Ainsi, l'institut de sondage a testé vingt-trois «actions ou mesures» mises en place ou envisagées par l'exécutif pour connaître le sentiment des Français. Sur ce total, cinq seulement ne sont pas considérées, majoritairement, comme de «bonnes mesures». Il s'agit du gel du point d'indice des fonctionnaires (47% le considère comme une bonne mesure), la suppression des cotisations chômage et maladie payées par les salariés et la hausse de 1,7 point de la CSG dès 2018 (44%), le remplacement de l’ISF (impôt de solidarité sur la fortune) par l’IFI (impôt sur la fortune immobilière) avec 38%, la baisse de l’aide personnalisée au logement (APL) de cinq euros par mois (35%) et l’abaissement de la vitesse maximale autorisée sur les routes secondaires à 80km/h (25%)

Pour clore le dossier légitimité/illégitimité, on ne peut omettre de noter que des élections législatives ont eu lieu un mois après la présidentielle. C'est court et c'est long. C'est court car ça confirme tout le temps, depuis l'instauration du quinquennat, le choix que les électeurs ont fait un mois avant. C'est long car ça permet à ces mêmes électeurs de réfléchir au fait que des candidats du président élu vont mettre en application son projet et son programme si, eux aussi, sont désignés par le scrutin. C'est une chance pour ses partisans et un risque pour ses adversaires. Donc personne n'est pris en traitre et chacun peut comprendre que la légitimité peut avoir ainsi une assise.

Tous illégitimes?

Enfin, ces législatives peuvent provoquer un retour de bâton à propos de ce fameux «procès en illégitimité». Car s'il est facile d'observer que les candidats arrivés derrière Macron au premier tour de la présidentielle ont un score de légitimité par rapport aux inscrits encore plus faible que le sien –Mélenchon a ainsi fait 14,84%–, il peut être plus déplaisant de noter que le même Mélenchon est devenu député de la 4e circonscription des Bouches-du-Rhône en ayant obtenu... 14,17% des voix sur les inscrits au premier tour et 19,96% au second. Ce qui, somme toute, est mieux que les scores respectifs d'Eric Coquerel (6,89% et 15,52%) en Seine-Saint-Denis ou de Danièle Obono (7,69% et 19,50%) à Paris. Pour ne citer qu'eux, mais c'est la même chose pour tous les autres. Il est toujours périlleux de mettre en cause la légitimité du vainqueur quand on n'a pas réussi soi-même à attirer plus d'électeurs sur son propre nom.
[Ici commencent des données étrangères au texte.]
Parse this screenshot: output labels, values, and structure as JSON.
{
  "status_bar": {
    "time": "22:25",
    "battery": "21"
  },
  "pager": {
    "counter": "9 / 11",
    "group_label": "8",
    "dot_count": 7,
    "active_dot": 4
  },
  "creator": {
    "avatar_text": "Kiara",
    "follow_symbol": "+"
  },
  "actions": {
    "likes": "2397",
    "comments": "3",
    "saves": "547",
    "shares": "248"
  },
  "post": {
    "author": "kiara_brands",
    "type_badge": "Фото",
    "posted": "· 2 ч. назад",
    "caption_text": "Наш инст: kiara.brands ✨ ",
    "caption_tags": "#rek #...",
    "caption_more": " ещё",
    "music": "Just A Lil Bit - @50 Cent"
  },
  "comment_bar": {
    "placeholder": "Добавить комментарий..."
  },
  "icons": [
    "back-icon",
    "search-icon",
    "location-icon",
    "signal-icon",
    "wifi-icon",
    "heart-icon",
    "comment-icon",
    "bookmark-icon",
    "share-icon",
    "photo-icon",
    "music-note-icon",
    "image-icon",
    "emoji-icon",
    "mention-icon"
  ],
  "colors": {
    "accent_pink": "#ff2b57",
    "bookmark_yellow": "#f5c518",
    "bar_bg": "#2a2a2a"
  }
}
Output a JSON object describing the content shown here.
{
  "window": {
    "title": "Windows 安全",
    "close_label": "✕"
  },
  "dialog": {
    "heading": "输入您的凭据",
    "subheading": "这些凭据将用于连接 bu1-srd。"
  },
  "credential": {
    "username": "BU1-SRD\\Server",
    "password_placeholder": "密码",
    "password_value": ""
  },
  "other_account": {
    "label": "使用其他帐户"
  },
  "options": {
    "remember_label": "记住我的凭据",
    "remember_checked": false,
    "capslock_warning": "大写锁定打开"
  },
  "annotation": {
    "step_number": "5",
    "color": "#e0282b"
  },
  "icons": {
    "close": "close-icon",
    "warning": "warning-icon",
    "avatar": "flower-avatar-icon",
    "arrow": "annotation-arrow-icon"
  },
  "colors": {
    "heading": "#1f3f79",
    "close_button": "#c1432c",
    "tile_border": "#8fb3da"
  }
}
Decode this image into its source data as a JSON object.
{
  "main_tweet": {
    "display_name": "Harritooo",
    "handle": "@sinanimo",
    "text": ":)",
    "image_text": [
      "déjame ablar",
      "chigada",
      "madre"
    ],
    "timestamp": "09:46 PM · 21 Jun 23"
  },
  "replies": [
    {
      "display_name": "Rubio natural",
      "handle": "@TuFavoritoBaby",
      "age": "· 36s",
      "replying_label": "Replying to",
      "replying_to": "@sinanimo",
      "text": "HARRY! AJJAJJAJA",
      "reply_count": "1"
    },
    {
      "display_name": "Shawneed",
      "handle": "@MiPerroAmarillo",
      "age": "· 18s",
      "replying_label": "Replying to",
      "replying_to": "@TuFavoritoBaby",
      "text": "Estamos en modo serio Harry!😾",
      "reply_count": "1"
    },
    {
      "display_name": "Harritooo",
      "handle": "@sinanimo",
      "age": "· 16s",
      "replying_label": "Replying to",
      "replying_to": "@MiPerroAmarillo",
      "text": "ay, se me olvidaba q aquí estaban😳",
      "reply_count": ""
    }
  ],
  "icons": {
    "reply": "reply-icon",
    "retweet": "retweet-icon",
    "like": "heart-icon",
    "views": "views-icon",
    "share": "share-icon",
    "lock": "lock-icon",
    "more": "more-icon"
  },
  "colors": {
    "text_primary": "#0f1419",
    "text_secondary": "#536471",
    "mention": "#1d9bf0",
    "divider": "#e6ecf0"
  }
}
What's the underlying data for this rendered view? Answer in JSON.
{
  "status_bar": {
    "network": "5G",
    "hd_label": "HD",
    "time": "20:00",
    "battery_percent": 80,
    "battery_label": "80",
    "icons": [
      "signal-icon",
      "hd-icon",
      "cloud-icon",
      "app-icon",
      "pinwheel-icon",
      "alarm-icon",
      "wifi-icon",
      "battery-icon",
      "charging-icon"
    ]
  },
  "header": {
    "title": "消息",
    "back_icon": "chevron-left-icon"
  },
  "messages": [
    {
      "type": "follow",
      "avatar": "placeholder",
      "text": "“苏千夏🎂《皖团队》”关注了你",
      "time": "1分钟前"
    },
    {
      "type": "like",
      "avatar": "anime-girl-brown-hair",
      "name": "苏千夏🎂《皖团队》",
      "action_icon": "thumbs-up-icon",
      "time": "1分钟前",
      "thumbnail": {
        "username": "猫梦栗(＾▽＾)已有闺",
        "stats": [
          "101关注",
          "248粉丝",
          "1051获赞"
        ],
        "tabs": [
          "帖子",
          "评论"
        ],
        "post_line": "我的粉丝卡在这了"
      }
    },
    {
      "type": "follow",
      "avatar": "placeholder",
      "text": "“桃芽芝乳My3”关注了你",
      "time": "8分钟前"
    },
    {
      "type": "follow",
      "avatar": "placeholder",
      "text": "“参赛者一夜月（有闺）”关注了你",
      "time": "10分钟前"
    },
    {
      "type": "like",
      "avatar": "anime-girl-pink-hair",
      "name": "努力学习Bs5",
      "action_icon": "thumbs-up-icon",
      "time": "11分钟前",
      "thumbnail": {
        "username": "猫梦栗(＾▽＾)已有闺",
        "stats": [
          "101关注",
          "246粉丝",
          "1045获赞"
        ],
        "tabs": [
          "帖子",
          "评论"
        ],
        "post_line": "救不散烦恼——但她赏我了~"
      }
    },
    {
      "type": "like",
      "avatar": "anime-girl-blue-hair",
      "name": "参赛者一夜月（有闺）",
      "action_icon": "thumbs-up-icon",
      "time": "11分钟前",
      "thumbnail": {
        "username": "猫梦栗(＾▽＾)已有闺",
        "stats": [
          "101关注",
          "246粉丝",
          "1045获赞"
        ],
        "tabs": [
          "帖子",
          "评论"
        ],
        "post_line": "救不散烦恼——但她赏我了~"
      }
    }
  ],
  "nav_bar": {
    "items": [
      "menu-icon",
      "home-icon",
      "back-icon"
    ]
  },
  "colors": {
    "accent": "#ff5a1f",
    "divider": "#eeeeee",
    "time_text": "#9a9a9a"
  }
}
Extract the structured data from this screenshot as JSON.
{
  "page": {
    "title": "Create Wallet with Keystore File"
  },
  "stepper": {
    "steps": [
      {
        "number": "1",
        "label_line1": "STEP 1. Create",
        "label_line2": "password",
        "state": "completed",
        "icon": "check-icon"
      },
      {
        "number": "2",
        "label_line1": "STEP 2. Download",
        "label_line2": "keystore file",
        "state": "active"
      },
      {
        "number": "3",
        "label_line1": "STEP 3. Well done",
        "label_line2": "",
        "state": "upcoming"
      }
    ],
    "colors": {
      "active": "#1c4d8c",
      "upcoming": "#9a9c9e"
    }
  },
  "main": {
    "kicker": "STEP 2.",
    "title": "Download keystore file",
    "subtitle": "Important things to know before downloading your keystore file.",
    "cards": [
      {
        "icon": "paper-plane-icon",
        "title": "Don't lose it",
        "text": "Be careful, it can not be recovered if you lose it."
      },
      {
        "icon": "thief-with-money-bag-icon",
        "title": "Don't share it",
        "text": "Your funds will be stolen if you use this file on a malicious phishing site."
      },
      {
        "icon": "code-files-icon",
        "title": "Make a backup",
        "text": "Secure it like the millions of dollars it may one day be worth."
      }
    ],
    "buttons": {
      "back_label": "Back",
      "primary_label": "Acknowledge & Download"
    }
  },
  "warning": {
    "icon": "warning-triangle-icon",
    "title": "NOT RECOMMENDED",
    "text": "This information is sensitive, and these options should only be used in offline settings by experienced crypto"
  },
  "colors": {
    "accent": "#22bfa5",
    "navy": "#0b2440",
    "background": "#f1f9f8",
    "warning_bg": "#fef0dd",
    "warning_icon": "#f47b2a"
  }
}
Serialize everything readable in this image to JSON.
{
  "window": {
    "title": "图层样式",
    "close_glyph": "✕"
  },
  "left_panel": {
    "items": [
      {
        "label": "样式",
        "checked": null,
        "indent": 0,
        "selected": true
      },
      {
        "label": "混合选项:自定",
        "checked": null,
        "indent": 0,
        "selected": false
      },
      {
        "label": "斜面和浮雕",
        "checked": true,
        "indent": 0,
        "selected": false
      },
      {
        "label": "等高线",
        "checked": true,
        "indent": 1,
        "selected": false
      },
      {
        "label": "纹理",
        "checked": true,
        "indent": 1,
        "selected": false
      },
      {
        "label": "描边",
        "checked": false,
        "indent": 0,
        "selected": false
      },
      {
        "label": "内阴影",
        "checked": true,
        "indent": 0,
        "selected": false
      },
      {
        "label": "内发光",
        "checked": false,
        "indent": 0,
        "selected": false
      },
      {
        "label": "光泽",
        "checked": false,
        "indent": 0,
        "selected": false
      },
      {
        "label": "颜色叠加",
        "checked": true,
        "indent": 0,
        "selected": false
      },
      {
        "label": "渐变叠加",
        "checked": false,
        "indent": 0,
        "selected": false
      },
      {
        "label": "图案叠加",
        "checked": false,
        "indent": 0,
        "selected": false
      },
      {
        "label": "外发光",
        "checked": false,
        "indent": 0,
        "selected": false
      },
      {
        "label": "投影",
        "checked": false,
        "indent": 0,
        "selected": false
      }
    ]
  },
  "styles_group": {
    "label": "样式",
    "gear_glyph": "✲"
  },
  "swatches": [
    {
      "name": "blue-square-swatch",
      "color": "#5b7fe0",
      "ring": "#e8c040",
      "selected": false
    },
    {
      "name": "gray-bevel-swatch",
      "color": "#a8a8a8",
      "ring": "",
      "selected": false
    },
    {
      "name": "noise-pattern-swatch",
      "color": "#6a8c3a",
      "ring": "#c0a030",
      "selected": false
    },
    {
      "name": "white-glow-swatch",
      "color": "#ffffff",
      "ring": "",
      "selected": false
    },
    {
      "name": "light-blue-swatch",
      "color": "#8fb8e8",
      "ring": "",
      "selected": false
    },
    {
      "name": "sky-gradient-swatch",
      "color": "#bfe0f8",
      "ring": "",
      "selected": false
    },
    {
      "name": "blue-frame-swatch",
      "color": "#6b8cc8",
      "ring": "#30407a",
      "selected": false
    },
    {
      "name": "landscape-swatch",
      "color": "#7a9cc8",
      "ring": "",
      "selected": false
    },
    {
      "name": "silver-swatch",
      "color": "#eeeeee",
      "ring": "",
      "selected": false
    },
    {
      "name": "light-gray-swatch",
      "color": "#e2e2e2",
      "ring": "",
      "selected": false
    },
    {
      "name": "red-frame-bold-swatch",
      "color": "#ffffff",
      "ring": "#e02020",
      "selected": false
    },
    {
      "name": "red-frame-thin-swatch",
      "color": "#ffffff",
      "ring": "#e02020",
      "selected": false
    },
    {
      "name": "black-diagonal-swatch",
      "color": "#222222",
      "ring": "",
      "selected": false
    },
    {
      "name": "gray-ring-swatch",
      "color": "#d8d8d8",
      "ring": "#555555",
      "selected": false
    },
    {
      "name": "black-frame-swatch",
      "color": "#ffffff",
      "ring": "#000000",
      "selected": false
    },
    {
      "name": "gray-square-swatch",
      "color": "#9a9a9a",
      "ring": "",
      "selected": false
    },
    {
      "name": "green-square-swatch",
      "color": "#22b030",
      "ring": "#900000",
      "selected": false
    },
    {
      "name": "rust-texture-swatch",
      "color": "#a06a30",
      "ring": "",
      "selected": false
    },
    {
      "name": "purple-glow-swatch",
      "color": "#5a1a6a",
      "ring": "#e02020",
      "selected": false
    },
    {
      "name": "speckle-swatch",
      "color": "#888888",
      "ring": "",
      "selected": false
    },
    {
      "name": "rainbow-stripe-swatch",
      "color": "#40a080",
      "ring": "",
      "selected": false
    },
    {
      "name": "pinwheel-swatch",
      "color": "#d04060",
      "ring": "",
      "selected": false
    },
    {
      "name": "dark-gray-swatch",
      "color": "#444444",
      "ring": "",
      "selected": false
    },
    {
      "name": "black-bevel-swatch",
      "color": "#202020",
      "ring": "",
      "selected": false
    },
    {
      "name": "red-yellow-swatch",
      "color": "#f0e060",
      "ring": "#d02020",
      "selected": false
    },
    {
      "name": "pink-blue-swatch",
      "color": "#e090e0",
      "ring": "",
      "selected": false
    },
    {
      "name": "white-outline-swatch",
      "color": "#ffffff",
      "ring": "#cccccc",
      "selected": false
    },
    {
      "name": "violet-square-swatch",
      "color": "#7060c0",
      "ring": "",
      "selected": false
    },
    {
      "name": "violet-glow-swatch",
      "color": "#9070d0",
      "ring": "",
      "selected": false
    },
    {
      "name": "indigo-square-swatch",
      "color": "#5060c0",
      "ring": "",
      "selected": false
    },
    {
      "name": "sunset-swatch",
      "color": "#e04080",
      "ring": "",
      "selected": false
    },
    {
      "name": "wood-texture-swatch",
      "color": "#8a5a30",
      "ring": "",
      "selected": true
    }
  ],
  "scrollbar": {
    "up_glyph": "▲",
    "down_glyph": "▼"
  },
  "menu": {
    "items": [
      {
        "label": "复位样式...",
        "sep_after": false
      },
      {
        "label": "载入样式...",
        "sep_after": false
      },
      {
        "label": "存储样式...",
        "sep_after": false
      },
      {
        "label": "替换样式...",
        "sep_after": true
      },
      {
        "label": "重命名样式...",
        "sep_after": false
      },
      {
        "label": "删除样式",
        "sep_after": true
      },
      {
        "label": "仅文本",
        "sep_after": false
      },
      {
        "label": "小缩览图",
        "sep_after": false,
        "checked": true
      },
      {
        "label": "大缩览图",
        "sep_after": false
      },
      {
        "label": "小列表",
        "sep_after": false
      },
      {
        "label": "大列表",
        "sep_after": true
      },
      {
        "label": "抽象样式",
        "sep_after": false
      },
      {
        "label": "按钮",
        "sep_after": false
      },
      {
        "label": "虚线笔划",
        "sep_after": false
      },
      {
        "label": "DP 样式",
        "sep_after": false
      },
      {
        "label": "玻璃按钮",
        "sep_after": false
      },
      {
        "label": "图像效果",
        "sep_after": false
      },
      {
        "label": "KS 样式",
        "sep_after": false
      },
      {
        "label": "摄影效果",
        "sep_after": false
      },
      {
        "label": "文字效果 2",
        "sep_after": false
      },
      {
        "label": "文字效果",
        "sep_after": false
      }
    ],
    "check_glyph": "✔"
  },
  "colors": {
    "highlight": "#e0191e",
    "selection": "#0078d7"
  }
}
Ce procès va-t-il durer jusqu'à la fin du quinquennat, en 2022? On peut imaginer qu'il sera au moins entretenu jusqu'aux prochaines élections qui, dans l'esprit des promoteurs de cette campagne, sont le juge de paix de la légitimité. Même si la première consultation à venir –les élections européennes, en 2019– n'a pas à proprement parler grand-chose à voir avec la conduite de la politique intérieure. Gageons, cependant, que son résultat, surtout s'il est médiocre ou mauvais, pour le parti du président sera interprété comme un test de légitimité. Il sera sûrement déchiffré, là encore, par rapport aux électeurs inscrits. Et cette consultation, depuis bientôt quarante ans, n'a jamais vraiment attiré les foules. Le procès a encore de beaux jours devant lui.